Background

Australia’s health status is generally improving, but there is potential for further gains in several areas. The National Health Priority Areas (NHPA) initiative seeks to focus public attention and health policy on those areas that contribute most to the burden of illness in the community, particularly if the burden can be significantly reduced. It is a process of collaborative activity involving the Commonwealth, State and Territory Governments, and builds on previous activity under the banner of ‘National Health Goals and Targets’. The NHPA initiative provides a national approach to tackling the five identified priority areas: cardiovascular health, cancer control, injury prevention and control, mental health and diabetes mellitus.

In its fifth biennial report, Australia’s Health 1996, the Australian Institute of Health and Welfare (AIHW) charted national achievements in health. The gains made in life expectancy over the past several decades summarise some of these achievements. Lower incidence of many previous major causes of death and illness is another important indicator of the nation’s ability to implement effective prevention measures. The capacity of the Australian health system to respond to new, unpredictable health risks is also well demonstrated by steady decreases in the incidence of HIV/AIDS throughout the late 1980s and 1990s.

Some of these achievements have been made possible by reductions in risk. Significant declines in tobacco smoking and an increased proportion of adults undertaking physical exercise are two examples of these improvements. An increasing uptake of population-based screening programs, such as mammography and Pap smear testing, are further examples.

There is little doubt that, generally, health of Australians is among the best in the world and is continuing to improve. However, the diseases and conditions reflected as National Health Priority Areas represent areas where a concerted effort could achieve significant gains in the health status of the nation.
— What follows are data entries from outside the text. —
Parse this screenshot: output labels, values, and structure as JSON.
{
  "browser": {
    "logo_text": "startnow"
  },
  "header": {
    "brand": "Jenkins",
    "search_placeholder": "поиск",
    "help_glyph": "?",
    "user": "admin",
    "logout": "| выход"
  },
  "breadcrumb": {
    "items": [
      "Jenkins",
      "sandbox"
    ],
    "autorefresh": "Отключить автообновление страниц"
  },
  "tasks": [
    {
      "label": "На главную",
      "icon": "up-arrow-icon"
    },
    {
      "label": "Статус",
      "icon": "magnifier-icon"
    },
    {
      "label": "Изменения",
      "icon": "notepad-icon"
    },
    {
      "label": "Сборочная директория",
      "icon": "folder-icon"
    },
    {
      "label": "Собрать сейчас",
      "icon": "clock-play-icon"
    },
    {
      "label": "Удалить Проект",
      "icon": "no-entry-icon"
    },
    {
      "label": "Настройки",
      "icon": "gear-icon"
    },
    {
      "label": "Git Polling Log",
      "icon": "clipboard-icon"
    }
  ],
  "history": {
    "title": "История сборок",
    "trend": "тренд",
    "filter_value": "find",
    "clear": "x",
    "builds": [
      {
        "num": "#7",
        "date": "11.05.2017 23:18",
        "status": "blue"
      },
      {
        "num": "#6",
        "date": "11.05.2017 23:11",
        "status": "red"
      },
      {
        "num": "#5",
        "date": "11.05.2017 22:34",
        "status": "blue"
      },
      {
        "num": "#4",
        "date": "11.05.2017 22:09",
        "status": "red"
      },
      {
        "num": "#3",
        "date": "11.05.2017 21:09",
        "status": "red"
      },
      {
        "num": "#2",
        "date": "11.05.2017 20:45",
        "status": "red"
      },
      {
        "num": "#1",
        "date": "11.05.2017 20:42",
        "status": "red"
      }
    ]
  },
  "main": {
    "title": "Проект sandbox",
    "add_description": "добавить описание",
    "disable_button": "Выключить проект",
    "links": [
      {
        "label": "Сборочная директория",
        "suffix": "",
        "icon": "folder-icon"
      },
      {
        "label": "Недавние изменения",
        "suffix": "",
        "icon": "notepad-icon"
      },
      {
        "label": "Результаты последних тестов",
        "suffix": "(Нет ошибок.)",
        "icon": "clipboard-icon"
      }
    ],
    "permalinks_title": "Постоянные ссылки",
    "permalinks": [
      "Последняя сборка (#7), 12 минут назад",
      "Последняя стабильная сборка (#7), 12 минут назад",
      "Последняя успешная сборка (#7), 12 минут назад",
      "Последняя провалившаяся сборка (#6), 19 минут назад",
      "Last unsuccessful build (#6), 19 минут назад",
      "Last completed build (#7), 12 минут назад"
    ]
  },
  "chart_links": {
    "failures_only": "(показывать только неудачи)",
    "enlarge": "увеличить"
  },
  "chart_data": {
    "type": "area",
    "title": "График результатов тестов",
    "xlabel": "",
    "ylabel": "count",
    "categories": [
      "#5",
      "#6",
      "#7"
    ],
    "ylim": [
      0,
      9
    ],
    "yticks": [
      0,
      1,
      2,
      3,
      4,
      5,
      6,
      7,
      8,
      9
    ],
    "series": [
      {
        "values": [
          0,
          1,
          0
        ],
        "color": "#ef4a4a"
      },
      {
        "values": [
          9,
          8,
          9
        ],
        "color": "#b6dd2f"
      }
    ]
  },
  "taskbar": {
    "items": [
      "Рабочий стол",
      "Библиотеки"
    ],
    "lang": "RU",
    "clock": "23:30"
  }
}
For example, while continually improving, the nation’s death rate for injury is still relatively high in certain age groups (15–24 years and 75 years and over), and a high proportion of these deaths are preventable. Cancer remains one of the nation’s biggest killers and, with continuing advances in screening, early intervention, management and continuing care, provides an opportunity for achieving significant health gains. While cardiovascular disease continues to decline, it still remains the leading cause of death in Australia, and significant numbers of Australians remain at risk. Mental illness affects many Australians, and there are increasing opportunities to reduce its impact through a range of specific interventions targeted at certain groups. Finally, the rising death rate for diabetes, particularly in the Indigenous population, is a major concern.

The NHPA initiative, endorsed jointly by the Commonwealth, State and Territory Governments, focuses on these important issues, and is an excellent opportunity to close the gap in health outcomes between population groups. A changing focus of accountability in government, from inputs (for example, total expenditure) to outputs and outcomes, has led to an increasing emphasis on the measurement of activities and the impact that these activities have. In the health sector, this has seen a general shift in emphasis from a focus on service providers and inputs, to a system also incorporating a focus on outcomes and the consumer. The National Health Goals and Targets initiative (Commonwealth Department of Human Services and Health 1994) reflected this shift in emphasis and, as such, enshrined a systematic process of monitoring health outcomes. It focused on identifying the information needs required to determine the extent to which strategic interventions result in, or contribute to, changed health status.

The NHPA process will build on this valuable platform and seek to take this one step further. This will be achieved through working in close collaboration with State and Territory Governments as well as health professionals and peak non-government bodies, and concentrating on improving information systems across the health continuum, incorporating information on health status, prevention, early intervention, treatment and the ongoing management of the chronic condition. The NHPA work program will also include the identification of appropriate action which may help in reaching the targets set.

The health outcomes approach of the NHPA initiative is informed by a nationally consistent framework, developed by a Working Party on Health Outcomes Activities and Priorities appointed by the National Health Information Management Group (NHIMG). The framework, detailed in Appendix 1, views health as a continuum of care with outcomes to be monitored at all levels of prevention, treatment and support.

At its October 1996 meeting, the Australian Health Ministers’ Advisory Council (AHMAC) endorsed the recommendations of the National Health Information Management Group (NHIMG) to focus on improving health outcomes within this defined framework. AHMAC also has accepted a revised definition of a health outcome put forward by the NHIMG, in that ‘a health outcome is a change in the health of an individual, a group of people or a population, which is wholly or partially attributable to an intervention or series of interventions‘.

The NHPA work program focuses on considerations such as these, and is consistent with the latest developments in health taking place through greater collaboration between the Commonwealth and State and Territory Governments. The role of the Commonwealth in health administration is changing, with its focus not only on health service funding (with a diminishing role in service delivery) but also on promoting quality of health care and public health improvement.